Eventually, my dlltool patch fixed the napi_create_double bug! I reverted all my debugging changes to the quick-lint-js extension and tried again. The original bug was gone. Hurray!

__tailMerge_node_napi_lib:
  // save volatile registers
  sub    $0x48,%rsp







  mov    %rcx,0x40(%rsp)
  mov    %rdx,0x38(%rsp)
  mov    %r8,0x30(%rsp)
  mov    %r9,0x28(%rsp)
  mov    %rax,%rdx
  lea    .text$2(%rip),%rcx
  call   __delayLoadHelper2
  // restore volatile registers
  mov    0x28(%rsp),%r9
  mov    0x30(%rsp),%r8
  mov    0x38(%rsp),%rdx
  mov    0x40(%rsp),%rcx






  sub    $0x48,%rsp
  jmp    *%rax
Original assembly generated
by an unpatched dlltool
__tailMerge_node_napi_lib:
  // save volatile registers
  sub    $0x108,%rsp
  vmovupd %ymm5,0xe8(%rsp)
  vmovupd %ymm4,0xc8(%rsp)
  vmovupd %ymm3,0xa8(%rsp)
  vmovupd %ymm2,0x88(%rsp)
  // note: ymm1 includes xmm1
  vmovupd %ymm1,0x68(%rsp)
  vmovupd %ymm0,0x48(%rsp)
  mov    %rcx,0x40(%rsp)
  mov    %rdx,0x38(%rsp)
  mov    %r8,0x30(%rsp)
  mov    %r9,0x28(%rsp)
  mov    %rax,%rdx
  lea    .text$2(%rip),%rcx
  call   __delayLoadHelper2
  // restore volatile registers
  mov    0x28(%rsp),%r9
  mov    0x30(%rsp),%r8
  mov    0x38(%rsp),%rdx
  mov    0x40(%rsp),%rcx
  vmovupd 0x48(%rsp),%ymm0
  vmovupd 0x68(%rsp),%ymm1
  vmovupd 0x88(%rsp),%ymm2
  vmovupd 0xa8(%rsp),%ymm3
  vmovupd 0xc8(%rsp),%ymm4
  vmovupd 0xe8(%rsp),%ymm5
  add    $0x108,%rsp
  jmp    *%rax
Fixed assembly generated by
my patched dlltool

Finishing up

Now that I had a proven fix in dlltool, there's a problem: How can I make quick-lint-js' CI builds use the patched dlltool? I want to avoid custom toolchains for this open-source project.

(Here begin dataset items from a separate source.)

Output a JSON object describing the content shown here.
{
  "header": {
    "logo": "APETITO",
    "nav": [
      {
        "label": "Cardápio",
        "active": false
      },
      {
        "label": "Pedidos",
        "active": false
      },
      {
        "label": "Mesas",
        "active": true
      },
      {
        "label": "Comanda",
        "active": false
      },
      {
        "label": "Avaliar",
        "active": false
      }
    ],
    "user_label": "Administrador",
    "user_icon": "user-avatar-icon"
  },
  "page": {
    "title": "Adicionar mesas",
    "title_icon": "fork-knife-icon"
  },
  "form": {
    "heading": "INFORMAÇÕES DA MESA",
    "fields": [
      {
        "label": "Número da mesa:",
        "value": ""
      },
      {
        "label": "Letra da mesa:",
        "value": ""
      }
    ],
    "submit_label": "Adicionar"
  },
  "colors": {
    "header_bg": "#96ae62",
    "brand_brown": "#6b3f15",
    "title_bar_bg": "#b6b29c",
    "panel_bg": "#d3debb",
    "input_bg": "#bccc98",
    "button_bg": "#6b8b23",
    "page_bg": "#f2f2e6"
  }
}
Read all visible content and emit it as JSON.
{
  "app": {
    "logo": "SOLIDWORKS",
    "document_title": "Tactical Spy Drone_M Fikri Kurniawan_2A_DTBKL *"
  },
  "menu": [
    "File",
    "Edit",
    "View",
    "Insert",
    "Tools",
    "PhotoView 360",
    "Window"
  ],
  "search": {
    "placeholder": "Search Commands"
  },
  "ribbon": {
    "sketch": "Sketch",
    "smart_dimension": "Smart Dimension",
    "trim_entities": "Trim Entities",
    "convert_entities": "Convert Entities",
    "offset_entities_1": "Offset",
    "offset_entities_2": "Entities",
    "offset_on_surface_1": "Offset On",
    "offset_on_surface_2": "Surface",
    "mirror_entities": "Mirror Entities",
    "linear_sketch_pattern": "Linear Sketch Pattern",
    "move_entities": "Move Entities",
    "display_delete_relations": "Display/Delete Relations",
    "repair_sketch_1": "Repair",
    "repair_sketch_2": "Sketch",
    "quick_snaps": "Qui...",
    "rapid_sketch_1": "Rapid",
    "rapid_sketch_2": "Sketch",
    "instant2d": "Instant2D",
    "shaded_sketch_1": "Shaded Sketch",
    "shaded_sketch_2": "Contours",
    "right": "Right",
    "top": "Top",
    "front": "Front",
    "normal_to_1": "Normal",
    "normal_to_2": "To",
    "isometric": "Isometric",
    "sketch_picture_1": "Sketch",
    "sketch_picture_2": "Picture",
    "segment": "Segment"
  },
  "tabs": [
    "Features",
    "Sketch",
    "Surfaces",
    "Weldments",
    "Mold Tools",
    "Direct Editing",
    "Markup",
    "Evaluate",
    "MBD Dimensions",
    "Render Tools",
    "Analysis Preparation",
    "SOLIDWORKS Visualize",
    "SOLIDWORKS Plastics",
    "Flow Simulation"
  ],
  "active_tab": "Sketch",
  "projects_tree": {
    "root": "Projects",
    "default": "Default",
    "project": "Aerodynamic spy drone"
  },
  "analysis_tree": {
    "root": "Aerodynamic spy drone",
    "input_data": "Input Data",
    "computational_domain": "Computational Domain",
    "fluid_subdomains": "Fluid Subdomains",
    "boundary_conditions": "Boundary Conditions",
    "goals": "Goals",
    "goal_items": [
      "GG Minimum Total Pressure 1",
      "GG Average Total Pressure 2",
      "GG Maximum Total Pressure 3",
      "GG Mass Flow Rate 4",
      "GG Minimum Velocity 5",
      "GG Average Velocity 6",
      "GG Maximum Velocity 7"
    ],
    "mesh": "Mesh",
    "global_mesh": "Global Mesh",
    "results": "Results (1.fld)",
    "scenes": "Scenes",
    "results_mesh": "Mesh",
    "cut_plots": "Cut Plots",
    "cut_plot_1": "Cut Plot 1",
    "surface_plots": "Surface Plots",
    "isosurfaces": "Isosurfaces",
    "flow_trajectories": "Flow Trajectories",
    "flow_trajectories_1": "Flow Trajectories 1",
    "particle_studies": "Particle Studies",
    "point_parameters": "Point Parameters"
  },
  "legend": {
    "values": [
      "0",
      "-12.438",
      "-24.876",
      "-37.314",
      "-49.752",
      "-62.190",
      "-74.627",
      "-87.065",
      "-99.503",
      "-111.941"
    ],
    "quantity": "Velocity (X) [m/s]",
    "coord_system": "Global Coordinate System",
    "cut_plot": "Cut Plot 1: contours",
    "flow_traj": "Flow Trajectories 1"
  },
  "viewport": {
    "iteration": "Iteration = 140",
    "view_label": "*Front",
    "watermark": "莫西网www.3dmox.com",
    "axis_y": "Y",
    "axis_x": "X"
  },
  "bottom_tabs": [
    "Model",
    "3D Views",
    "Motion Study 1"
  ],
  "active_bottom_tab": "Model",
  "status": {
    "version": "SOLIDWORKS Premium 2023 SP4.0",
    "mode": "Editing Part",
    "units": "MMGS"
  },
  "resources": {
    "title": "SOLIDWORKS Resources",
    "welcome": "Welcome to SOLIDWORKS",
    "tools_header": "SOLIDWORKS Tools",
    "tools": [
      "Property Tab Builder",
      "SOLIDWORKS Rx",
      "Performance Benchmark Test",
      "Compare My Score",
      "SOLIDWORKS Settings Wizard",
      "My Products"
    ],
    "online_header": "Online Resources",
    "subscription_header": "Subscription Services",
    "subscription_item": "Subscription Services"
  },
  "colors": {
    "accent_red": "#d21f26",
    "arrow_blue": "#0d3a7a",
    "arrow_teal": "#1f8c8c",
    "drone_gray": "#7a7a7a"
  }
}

Because we fully understand the root cause, I decided to create a workaround: When initializing the extension, call napi_create_double once and ignore the result. For good measure, I did the same for other N-API functions which have double parameters:

void work_around_dlltool_bug(napi_env env) {
  // Call all napi_ functions with any double parameters.
  napi_value value;
  napi_create_double(env, 0.0, &value);
  napi_create_date(env, 0.0, &value);
}
quick-lint-js' workaround for the dlltool bug

However, this workaround only applies to quick-lint-js. What about other projects which might have the same issue? I emailed a bug report with my patch to the binutils bugs mailing list, and filed a bug in their bug tracker. Hopefully, the binutils developers accept my patch so others don't go through three days of debugging the issue as I did.

Conclusion

I've hit compiler bugs before, but this bug was the hardest I've squashed. Investigating and fixing it took a few days and spanned several codebases.

I'm happy I was able to live-stream the bug fixing process on Twitch and write this public post about it.

Special thanks to HPWebcamAble for reproducing the bug.